Drawing a Conclusion
When it comes to assessing this game, the most basic takeaway is that Pokémon Stadium 2 is a material improvement over its predecessor. Nevertheless, this conclusion is more of a commentary on how much of an improvement Gold, Silver, and Crystal are over Red, Blue, and Yellow. Given that Pokémon Stadium bared all of the weaknesses of the first-generation Game Boy titles, the one optimized for their set of sequels couldn’t help but iron out the flaws plaguing the original. In fact, doing so effectively made the original game obsolete. If you wanted the definitive Pokémon Stadium experience, it wouldn’t make any sense to settle for the original when the sequel reflects all of the improvements the series made between generations. Naturally, the problem is that the same exact fate befell Pokémon Stadium 2 a mere two years later when the third generation started. If anything, it was even worse off because not only did Nintendo upgrade their handheld system and their home console in the interim, the coding for third-generation games ensured they had no compatibility with any of their predecessors. This means every single reward you may have obtained from any of these games was now completely worthless.

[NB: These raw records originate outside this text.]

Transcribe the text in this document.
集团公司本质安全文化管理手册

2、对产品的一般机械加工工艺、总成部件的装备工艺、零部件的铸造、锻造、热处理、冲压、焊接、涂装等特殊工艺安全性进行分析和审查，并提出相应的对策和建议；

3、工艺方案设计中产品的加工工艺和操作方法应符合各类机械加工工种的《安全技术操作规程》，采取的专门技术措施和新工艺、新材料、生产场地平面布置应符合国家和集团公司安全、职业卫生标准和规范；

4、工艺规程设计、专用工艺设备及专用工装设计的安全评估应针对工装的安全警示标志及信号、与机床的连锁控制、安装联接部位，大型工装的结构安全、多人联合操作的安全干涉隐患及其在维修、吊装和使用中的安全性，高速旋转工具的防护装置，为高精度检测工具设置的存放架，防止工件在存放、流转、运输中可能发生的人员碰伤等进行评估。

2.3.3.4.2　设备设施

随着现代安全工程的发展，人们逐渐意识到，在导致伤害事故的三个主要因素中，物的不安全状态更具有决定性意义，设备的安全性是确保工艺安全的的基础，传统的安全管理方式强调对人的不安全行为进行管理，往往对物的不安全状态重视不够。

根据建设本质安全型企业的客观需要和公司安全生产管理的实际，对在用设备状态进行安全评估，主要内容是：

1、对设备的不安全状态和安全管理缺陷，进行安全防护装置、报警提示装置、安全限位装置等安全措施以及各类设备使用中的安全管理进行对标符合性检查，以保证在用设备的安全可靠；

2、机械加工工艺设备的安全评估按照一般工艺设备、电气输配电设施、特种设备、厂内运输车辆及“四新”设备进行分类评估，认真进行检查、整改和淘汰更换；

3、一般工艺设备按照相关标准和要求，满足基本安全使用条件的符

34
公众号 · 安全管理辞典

Because of these factors, my stance on Pokémon Stadium 2 is identical to that of its predecessor. It simply isn’t worth the effort of procuring all of the materials required to play this game in its intended form when there are countless alternatives that don’t require such a monumental setup. Even if you are persistent enough to do so, you’ll have to contend with the fact that a majority of the Pokémon Stadium 2 experience entails preparing to play it – an issue far worse in the second generation than it ever was in the first due to how difficult it is to grind levels in Gold, Silver, and Crystal. If a comparable amount of time is spent on the actual game, it’s solely due to its slow pacing. It may be worth revisiting for someone who has all of the original cartridges and consoles to hand, but everyone else is better off looking elsewhere.